In-Store Health Clinics Turn Patients Into Customers
Excerpts taken from Shopping Centers Today, Sept. 2006

Health clinics are quickly turning up all over the United States, including in discount, grocery and big-box stores. These offer patients convenient, fast, and less expensive benefits to that of the traditional family doctor. In turn, this is generating a lot of opportunity not only for the healthcare industry, but for supporting retailers.

These chains, such as MedXpress, MinuteClinic, and CareNow, are serving patients with the kind of service needed for minor ailments that do not require the attention of a physician. Stores such as CVS, Walgreens, and Wal-Mart are having these clinics pop up inside their stores increasingly each year.

Most clinics are looking to open between 200 and 500 clinics in the next 3-5 years. "Aggressive as these expansion plans may seem, they are realistic," says Charles Wetzel, COO of Buxton, a customer-analytics and site selection firm based in Fort Worth, Texas that work with many urgent care center chains.

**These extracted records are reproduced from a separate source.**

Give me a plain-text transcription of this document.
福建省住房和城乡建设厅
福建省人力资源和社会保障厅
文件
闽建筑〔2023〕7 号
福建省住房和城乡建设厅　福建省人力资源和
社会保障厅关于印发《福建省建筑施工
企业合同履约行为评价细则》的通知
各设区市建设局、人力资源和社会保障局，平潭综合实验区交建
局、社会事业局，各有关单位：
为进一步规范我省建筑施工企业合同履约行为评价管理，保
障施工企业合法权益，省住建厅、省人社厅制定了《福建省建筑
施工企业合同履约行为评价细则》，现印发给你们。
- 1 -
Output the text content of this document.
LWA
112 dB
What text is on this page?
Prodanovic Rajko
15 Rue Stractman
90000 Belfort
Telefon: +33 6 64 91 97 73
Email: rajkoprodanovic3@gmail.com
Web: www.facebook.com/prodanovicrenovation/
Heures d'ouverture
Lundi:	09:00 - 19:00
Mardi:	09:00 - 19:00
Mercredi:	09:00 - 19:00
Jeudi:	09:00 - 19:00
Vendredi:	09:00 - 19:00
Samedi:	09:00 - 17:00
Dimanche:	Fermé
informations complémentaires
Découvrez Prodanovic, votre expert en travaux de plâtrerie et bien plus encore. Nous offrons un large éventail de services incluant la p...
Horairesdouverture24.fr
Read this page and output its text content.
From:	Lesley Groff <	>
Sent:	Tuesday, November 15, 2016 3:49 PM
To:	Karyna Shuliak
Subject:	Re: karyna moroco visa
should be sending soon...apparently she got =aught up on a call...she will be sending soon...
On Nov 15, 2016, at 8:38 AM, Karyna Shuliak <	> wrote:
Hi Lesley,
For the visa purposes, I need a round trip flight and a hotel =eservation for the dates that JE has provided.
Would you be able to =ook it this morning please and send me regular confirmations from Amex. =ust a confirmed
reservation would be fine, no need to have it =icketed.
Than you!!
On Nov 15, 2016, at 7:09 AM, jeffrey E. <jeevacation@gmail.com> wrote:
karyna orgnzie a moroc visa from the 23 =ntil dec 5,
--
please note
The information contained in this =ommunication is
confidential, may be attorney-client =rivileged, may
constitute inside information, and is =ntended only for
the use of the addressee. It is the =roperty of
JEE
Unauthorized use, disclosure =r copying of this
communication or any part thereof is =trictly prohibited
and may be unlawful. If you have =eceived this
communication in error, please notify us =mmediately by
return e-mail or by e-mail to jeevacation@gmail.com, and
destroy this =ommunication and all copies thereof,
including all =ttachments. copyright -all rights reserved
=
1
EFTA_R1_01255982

Retailers see the opportunity to produce more traffic and essentially to sell more products. Pharmacies have a huge opportunity with this upcoming trend, as this will provide one-stop convenience opportunities for care and medicine. "Retailers are signing multiple contracts with multiple vendors. Then they’ll see who’s most successfully banked and the most successful in executing," according to Wetzel.

"Convenience care clinics are not cost-prohibitive to put up, as most of them cost anywhere between $75,000 and $250,000." Construction usually takes up to a month and measure from 200 square feet to 600 square feet on average.

One would think that since everyone gets sick at one time or another, if you just put a location where there was a large density of people, it would be successful. But the situation actually depends on what types of patients live around the location. Different clinics appeal to different "customers" for different reasons. The clinics must first identify their target customer and then identify a location where there are high concentrations of their customer.

Advertising is another crucial part to the success of these clinics and is usually done through Internet and mailings. The mailings often go out with those of their host retailers, "that can drive traffic to the stores," Wetzel said.

There are approximately over 70 million Americans uninsured in the United States and this is an untapped market which will only continue to boom in the years to come. It is estimated there will be between 3,000 and 5,000 clinics overall in about 10 years.